1. As a CPA, if you maintain a database of your clients, you likely have a list of their previous-year employers from their W2 forms. A database is also useful for helping your clients decide on the most accurate withholding and other questions they may have year over year, so we recommend keeping a spreadsheet in a database or Excel file nonetheless. You can even go one step further and send your clients a questionnaire during the year to check in on tax-relevant changes in their life, such as their employer.
2. At year-end you can do a quick search of employers to check if there was an IPO this tax year.
3. From the list of clients working at companies that went through IPOs, you can go one step further and check if the stock price decreased after the IPO.
4. In late November or early December, you can then reach out to those clients who had IPOs, and ask them about their stock and income from the previous year. Explain to them that it may make sense for them to sell their stock before the close of the tax year if the stock price decreased post-IPO.

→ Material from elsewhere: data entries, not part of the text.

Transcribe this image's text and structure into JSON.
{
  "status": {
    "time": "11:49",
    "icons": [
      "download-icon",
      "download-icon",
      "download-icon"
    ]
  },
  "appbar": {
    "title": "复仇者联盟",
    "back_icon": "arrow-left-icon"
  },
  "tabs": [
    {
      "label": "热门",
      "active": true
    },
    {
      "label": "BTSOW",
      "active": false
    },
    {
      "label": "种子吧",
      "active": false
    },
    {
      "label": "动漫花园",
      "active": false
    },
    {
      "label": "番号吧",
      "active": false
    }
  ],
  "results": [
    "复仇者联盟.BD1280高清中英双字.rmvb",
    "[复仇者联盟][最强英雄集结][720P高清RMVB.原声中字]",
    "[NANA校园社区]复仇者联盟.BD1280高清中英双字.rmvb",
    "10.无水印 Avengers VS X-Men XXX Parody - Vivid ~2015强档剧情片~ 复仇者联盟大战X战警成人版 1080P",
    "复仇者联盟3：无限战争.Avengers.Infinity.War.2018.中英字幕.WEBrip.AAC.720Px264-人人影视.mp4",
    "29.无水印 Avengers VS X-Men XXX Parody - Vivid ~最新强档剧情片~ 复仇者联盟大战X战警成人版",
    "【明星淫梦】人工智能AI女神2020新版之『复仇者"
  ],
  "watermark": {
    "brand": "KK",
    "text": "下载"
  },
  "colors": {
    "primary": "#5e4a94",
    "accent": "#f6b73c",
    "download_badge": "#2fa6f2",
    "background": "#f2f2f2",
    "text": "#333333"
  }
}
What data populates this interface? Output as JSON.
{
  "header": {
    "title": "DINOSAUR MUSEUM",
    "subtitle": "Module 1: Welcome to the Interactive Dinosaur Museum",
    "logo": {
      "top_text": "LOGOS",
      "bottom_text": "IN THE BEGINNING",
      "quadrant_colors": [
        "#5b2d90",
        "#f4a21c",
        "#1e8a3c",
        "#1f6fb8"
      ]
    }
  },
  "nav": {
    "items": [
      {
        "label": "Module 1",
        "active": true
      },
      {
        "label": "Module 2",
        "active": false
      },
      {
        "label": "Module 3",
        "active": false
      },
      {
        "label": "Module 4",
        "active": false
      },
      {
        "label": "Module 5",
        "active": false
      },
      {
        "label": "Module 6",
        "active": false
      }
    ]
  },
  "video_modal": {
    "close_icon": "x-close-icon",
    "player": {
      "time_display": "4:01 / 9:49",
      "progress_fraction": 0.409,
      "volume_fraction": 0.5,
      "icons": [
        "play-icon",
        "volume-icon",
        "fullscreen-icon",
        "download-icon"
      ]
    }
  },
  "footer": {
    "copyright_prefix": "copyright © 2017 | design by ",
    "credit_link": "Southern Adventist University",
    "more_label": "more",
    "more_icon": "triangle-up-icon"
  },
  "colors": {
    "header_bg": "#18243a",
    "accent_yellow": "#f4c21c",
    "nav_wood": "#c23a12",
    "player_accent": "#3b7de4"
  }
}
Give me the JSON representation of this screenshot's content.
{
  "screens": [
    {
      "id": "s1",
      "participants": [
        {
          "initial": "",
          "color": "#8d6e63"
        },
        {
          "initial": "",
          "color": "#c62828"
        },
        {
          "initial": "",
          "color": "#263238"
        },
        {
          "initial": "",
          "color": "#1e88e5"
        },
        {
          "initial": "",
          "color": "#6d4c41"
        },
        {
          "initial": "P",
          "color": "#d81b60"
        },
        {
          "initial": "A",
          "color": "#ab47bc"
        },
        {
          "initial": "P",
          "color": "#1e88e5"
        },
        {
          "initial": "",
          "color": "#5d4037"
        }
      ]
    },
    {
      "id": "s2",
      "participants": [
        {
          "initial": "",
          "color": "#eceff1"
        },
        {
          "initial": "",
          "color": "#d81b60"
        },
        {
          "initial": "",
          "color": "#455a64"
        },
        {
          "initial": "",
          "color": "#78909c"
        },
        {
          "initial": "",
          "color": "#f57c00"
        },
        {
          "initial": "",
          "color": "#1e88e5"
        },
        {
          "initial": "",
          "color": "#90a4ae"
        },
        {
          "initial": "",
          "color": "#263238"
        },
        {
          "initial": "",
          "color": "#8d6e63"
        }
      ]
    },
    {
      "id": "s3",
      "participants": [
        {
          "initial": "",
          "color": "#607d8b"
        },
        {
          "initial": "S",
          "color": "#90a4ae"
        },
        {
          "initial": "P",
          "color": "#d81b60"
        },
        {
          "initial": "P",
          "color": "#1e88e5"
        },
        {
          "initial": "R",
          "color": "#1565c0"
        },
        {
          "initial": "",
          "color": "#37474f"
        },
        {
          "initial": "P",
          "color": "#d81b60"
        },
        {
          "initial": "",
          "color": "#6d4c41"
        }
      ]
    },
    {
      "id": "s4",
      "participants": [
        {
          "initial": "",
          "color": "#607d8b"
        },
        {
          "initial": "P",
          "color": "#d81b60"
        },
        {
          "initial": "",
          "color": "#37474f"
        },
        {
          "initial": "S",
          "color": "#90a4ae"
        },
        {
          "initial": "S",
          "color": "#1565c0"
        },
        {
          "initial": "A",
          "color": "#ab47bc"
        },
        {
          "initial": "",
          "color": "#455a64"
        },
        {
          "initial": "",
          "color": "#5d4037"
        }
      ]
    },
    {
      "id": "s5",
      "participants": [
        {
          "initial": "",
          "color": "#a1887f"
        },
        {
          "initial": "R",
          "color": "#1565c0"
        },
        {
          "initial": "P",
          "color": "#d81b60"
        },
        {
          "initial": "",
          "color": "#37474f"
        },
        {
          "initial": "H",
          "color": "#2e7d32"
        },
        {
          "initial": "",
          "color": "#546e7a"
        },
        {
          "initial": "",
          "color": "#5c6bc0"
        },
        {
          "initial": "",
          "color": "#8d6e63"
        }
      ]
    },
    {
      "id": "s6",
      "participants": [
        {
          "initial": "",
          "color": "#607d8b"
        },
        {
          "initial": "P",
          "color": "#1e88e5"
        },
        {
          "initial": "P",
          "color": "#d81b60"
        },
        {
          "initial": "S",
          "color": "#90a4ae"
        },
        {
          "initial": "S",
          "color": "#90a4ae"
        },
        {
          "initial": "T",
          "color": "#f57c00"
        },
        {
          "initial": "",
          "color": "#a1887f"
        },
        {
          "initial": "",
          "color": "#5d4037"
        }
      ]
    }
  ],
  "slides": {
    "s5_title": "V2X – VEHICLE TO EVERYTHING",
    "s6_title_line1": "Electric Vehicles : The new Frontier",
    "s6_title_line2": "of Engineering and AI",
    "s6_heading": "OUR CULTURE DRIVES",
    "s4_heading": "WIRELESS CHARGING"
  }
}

5. Help them consider whether it makes more sense for them to sell all the stock before year-end so that they can realize all of the capital losses for tax purposes in the next year. Alternatively, they can hold onto the stock into the next year, but then if they need to sell the stock, they will have to carry the losses forward subject to an annual maximum. If they may have trouble paying their tax liability, it may be more practical for them to sell the stock before the close of the tax year.